The magnetic and electronic properties of Methanobacterium thermoautotrophicum (strain delta H) methyl coenzyme M reductase and its nickel tetrapyrrole cofactor F430. A low temperature magnetic circular dichroism study

Variable temperature magnetic circular dichroism (MCD) spectroscopy has been used to characterize the magnetic and electronic properties of the Ni(II) tetrapyrrole, F430, which is the cofactor of the S-methyl coenzyme M methylreductase enzyme from Methanobacterium thermoautotrophicum (strain delta H). 4-Coordinate forms are found to be diamagnetic (S = 0 ground state), whereas 6-coordinate forms are paramagnetic (S = 1 ground state).
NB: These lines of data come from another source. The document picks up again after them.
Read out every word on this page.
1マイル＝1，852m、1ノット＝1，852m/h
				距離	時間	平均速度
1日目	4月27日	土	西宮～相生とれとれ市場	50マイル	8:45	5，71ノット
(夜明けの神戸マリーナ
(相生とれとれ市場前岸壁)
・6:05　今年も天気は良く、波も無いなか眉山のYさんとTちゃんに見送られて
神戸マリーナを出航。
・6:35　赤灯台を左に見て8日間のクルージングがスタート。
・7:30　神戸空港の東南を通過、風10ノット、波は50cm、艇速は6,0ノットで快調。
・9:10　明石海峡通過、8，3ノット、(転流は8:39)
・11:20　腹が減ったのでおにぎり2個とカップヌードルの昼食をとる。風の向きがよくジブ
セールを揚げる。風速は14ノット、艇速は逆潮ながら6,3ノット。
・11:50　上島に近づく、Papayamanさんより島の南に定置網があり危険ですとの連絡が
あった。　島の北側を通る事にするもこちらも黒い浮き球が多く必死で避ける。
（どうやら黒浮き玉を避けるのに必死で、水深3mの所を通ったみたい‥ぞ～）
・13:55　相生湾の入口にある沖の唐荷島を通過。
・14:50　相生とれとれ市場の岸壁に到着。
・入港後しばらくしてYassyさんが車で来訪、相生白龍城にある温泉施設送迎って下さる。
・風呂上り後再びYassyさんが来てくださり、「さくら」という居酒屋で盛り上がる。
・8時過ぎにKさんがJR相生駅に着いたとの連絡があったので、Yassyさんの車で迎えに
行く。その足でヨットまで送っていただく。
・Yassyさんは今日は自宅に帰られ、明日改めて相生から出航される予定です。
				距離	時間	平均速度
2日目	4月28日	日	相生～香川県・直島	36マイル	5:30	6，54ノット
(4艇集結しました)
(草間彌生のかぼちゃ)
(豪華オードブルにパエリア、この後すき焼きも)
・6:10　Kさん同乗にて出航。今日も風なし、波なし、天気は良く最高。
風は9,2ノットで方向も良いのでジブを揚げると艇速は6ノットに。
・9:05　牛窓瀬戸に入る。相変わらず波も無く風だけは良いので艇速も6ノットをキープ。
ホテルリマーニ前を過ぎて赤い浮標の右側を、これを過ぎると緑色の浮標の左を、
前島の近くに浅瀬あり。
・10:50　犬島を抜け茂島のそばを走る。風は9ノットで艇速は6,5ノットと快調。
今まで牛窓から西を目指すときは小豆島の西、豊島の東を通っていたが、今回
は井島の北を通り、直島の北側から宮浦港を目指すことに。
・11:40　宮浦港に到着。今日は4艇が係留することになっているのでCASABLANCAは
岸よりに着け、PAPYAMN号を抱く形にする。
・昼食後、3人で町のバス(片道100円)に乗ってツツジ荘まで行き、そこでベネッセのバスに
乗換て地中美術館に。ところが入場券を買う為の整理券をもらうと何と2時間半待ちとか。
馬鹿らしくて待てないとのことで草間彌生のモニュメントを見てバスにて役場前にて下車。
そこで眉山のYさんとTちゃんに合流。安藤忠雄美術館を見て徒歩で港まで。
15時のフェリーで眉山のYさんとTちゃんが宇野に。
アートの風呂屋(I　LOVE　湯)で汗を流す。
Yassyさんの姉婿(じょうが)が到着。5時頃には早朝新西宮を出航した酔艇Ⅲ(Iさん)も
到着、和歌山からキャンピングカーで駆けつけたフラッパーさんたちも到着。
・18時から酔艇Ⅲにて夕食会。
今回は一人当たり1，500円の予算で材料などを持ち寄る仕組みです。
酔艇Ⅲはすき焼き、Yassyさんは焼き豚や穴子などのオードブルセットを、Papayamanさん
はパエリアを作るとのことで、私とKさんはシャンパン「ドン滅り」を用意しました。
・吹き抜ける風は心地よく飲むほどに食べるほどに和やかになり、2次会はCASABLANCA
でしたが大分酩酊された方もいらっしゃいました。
MCD studies, together with parallel low temperature UV-visible absorption and resonance Raman investigations, show that the equilibrium distribution of 4-coordinate square-planar and 6-coordinate bis-aquo forms of the native isomer of F430 in aqueous solution is affected by both temperature and the presence of glycerol. In the presence of 50% glycerol, the 12,13-diepimer of F430 is shown to be partially 6-coordinate in frozen solution at low temperature. Low temperature MCD magnetization data allow the determination of the axial zero-field splitting (D) of the S = 1 ground state of bis-ligand complexes of F430. The value of D is sensitive to the nature of the Ni(II) axial ligands: bis-aquo F430, D = +9 +/- 1 cm-1; bis-imidazole F430, D = -8 +/- 2 cm-1. Measurement of D = +10 +/- 1 cm-1 for F430 in the methylreductase holoenzyme argues strongly against histidine imidazole coordination to Ni(II) in the enzyme. The possible existence of alcoholic or phenolic oxygen-containing ligands (serine, threonine, tyrosine, water) to Ni(II) in the enzyme-bound cofactor is discussed.